Limitations / Open Questions

Task-Specific Architecture: The best-performing model for Sudoku (fixed grid size) used an MLP-based architecture, while the models for Maze and ARC (variable grid sizes) required self-attention. This suggests that the architecture is not one-size-fits-all and needs to be tailored to the problem.
Supervised and Deterministic Nature: TRM is trained via supervised learning to produce a single, deterministic output. This makes it unsuitable for problems with multiple correct answers or for tasks that require generative, diverse outputs.
Generalization to Broader Domains: TRM excels in constrained, puzzle-like environments. It remains an open question how this recursive reasoning approach would scale or apply to the open-ended, messy world of natural language understanding where LLMs thrive.

Contribution Level: Significant Improvement. This work takes a promising but complex idea (HRM) and refines it into a much simpler, more powerful, and better-justified model. It provides a strong and clear demonstration that for certain classes of problems, architectural ingenuity can be far more effective than just scaling up parameters.

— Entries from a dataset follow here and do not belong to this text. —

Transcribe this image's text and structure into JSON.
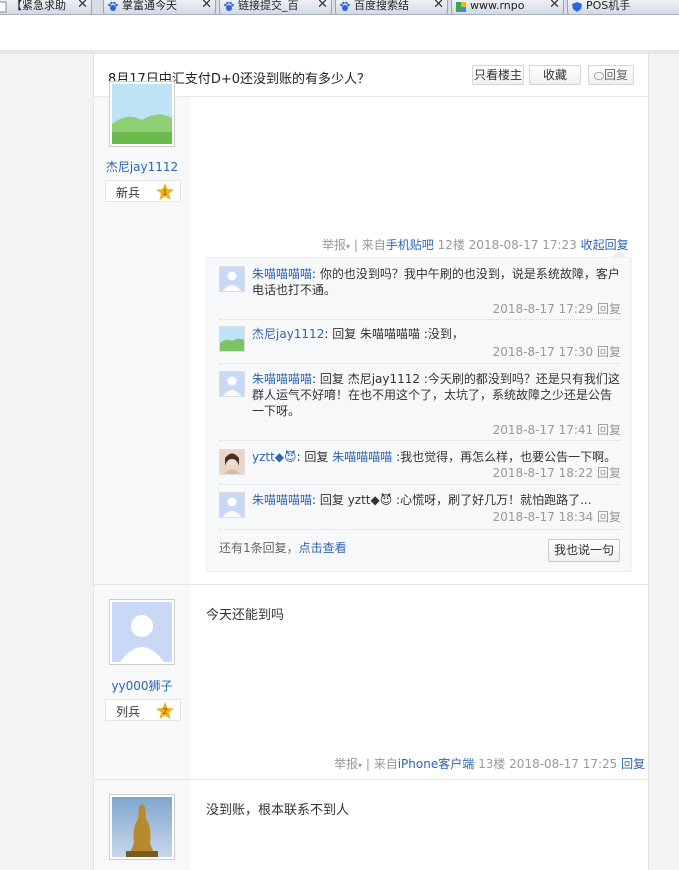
{
  "browser": {
    "tabs": [
      {
        "label": "【紧急求助",
        "icon": "page-icon"
      },
      {
        "label": "掌富通今天",
        "icon": "paw-icon"
      },
      {
        "label": "链接提交_百",
        "icon": "paw-icon"
      },
      {
        "label": "百度搜索结",
        "icon": "paw-icon"
      },
      {
        "label": "www.rnpo",
        "icon": "colorful-icon"
      },
      {
        "label": "POS机手",
        "icon": "shield-icon"
      }
    ],
    "close_glyph": "✕"
  },
  "thread": {
    "title": "8月17日中汇支付D+0还没到账的有多少人？",
    "only_op_label": "只看楼主",
    "favorite_label": "收藏",
    "reply_label": "回复"
  },
  "post1": {
    "username": "杰尼jay1112",
    "rank": "新兵",
    "rank_level": "1",
    "report_label": "举报",
    "source_prefix": "| 来自",
    "source": "手机贴吧",
    "floor": "12楼",
    "time": "2018-08-17 17:23",
    "collapse_label": "收起回复",
    "replies": [
      {
        "name": "朱喵喵喵喵",
        "text": ": 你的也没到吗？我中午刷的也没到，说是系统故障，客户电话也打不通。",
        "time": "2018-8-17 17:29",
        "reply_label": "回复"
      },
      {
        "name": "杰尼jay1112",
        "text": ": 回复 朱喵喵喵喵 :没到，",
        "time": "2018-8-17 17:30",
        "reply_label": "回复"
      },
      {
        "name": "朱喵喵喵喵",
        "text": ": 回复 杰尼jay1112 :今天刷的都没到吗？还是只有我们这群人运气不好唷！在也不用这个了，太坑了，系统故障之少还是公告一下呀。",
        "time": "2018-8-17 17:41",
        "reply_label": "回复"
      },
      {
        "name": "yztt◆😈",
        "text_prefix": ": 回复 ",
        "text_link": "朱喵喵喵喵",
        "text": " :我也觉得，再怎么样，也要公告一下啊。",
        "time": "2018-8-17 18:22",
        "reply_label": "回复"
      },
      {
        "name": "朱喵喵喵喵",
        "text": ": 回复 yztt◆😈 :心慌呀，刷了好几万！就怕跑路了...",
        "time": "2018-8-17 18:34",
        "reply_label": "回复"
      }
    ],
    "more_prefix": "还有1条回复，",
    "more_link": "点击查看",
    "say_label": "我也说一句"
  },
  "post2": {
    "username": "yy000狮子",
    "rank": "列兵",
    "rank_level": "2",
    "content": "今天还能到吗",
    "report_label": "举报",
    "source_prefix": "| 来自",
    "source": "iPhone客户端",
    "floor": "13楼",
    "time": "2018-08-17 17:25",
    "reply_label": "回复"
  },
  "post3": {
    "content": "没到账，根本联系不到人"
  },
  "colors": {
    "link": "#2d64b3",
    "meta": "#999999",
    "badge": "#f3b21a"
  }
}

Conclusion: Potential Impact

“Less is More” delivers a clear and impactful message: in the race to build more intelligent systems, the answer isn’t always a bigger model. The Tiny Recursive Model (TRM) provides a compelling blueprint for how small, efficient networks can achieve sophisticated reasoning through iterative self-correction.

This research should inspire developers working on specialized AI for science, logistics, and verification, where provably correct, step-by-step reasoning is paramount. The next frontier for this line of work could be exploring how to make these recursive models more generative or how to integrate their focused reasoning capabilities into the broader knowledge base of LLMs.